During the same time period, Poland was also making changes to legislation relating to abortion. After the fall of communism in 1989, Poland started transitioning towards democracy: the government was reformed, new laws were passed, and traditions were changed. During this period, the Polish government began building a strong relationship with the Catholic Church. The Church became increasingly influential and used this newfound power to encourage Poland to reform it’s law on abortion. The government put this off for four years, but finally responded to the pressures in 1993, when the Family Planning, Protection of Human Fetus and Conditions for Termination of Pregnancy Act was passed. This law states that a woman may only have an abortion if the pregnancy poses a threat to her health, if the life of the fetus is in danger, or if she became pregnant as a result of rape. The law also criminalizes all individuals that help Polish women obtain legal abortions, including the doctors that offer the service. Lawmakers hoped that this law would discourage women from having abortions; instead, it forced women to seek illegal abortions. Today, there are approximately 150 legal abortions performed each year in Poland. Meanwhile, the “abortion underground” is said to have anywhere between 80,000 and 200,000 clients each year. The abortion underground is made up of doctors that are willing to perform illegal abortions. Although this has been helpful for many women, there are many problems associated with this network. The abortion underground can be very risky and dangerous. Women can never be guaranteed that the doctor knows how to perform a surgical abortion, or whether or not the pills they are being given actually work to induce abortion. Also, because doctors know that access to abortion is so restricted, they are able to charge as much as they want for the procedure. One woman in the film says she was asked to pay 5,000 Polish zloty, the equivalent of 1,614 U.S. dollars, for an illegal abortion.
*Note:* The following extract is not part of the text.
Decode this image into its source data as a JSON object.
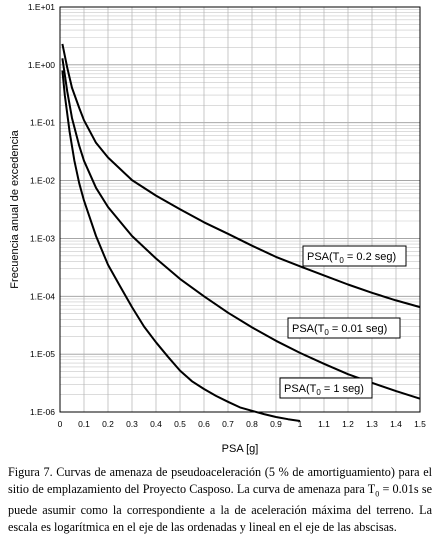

This is an extremely large sum of money and unaffordable for the majority of women. Here, we see the biggest barrier to abortion access: class. As Diehl said, wealthy women will always have access to abortion, regardless of whether or not the procedure is approved by law.
The film ultimately concludes that barriers to abortion access exist in all countries, regardless of the legislation. When restrictive laws are passed, those that are disproportionately affected are women with lower socioeconomic statuses who cannot afford the procedure, legally or illegally. This leads women into situations which can be dangerous and potentially life-threatening. For example, the film talks about a Polish woman named Alicja Tysiac. She became pregnant with her third child in 2000 and was refused an abortion by numerous Polish gynecologists, even though they recognized the risk that she could lose her eyesight if she had the child. Shortly after giving birth, Tysiac “suffered retinal hemorrhage, which left her unable to see objects more than five feet away without the assistance of special glasses.” Her situation is becoming progressively worse and she is likely to lose all of her eyesight. This could have been prevented if Polish doctors had given her the abortion she needed, but because of the restrictive law and “systematic hypocrisy” relating to abortion, she was forced to have the child.
Overall, I feel that the film did an incredible job highlighting how women’s reproductive rights are violated and neglected. Although the film focused on South Africa and Poland, the message can be applied to countries all over the world. It is crucial that we raise awareness about barriers to abortion access and help women work around them to ensure their safety, health, and well-being.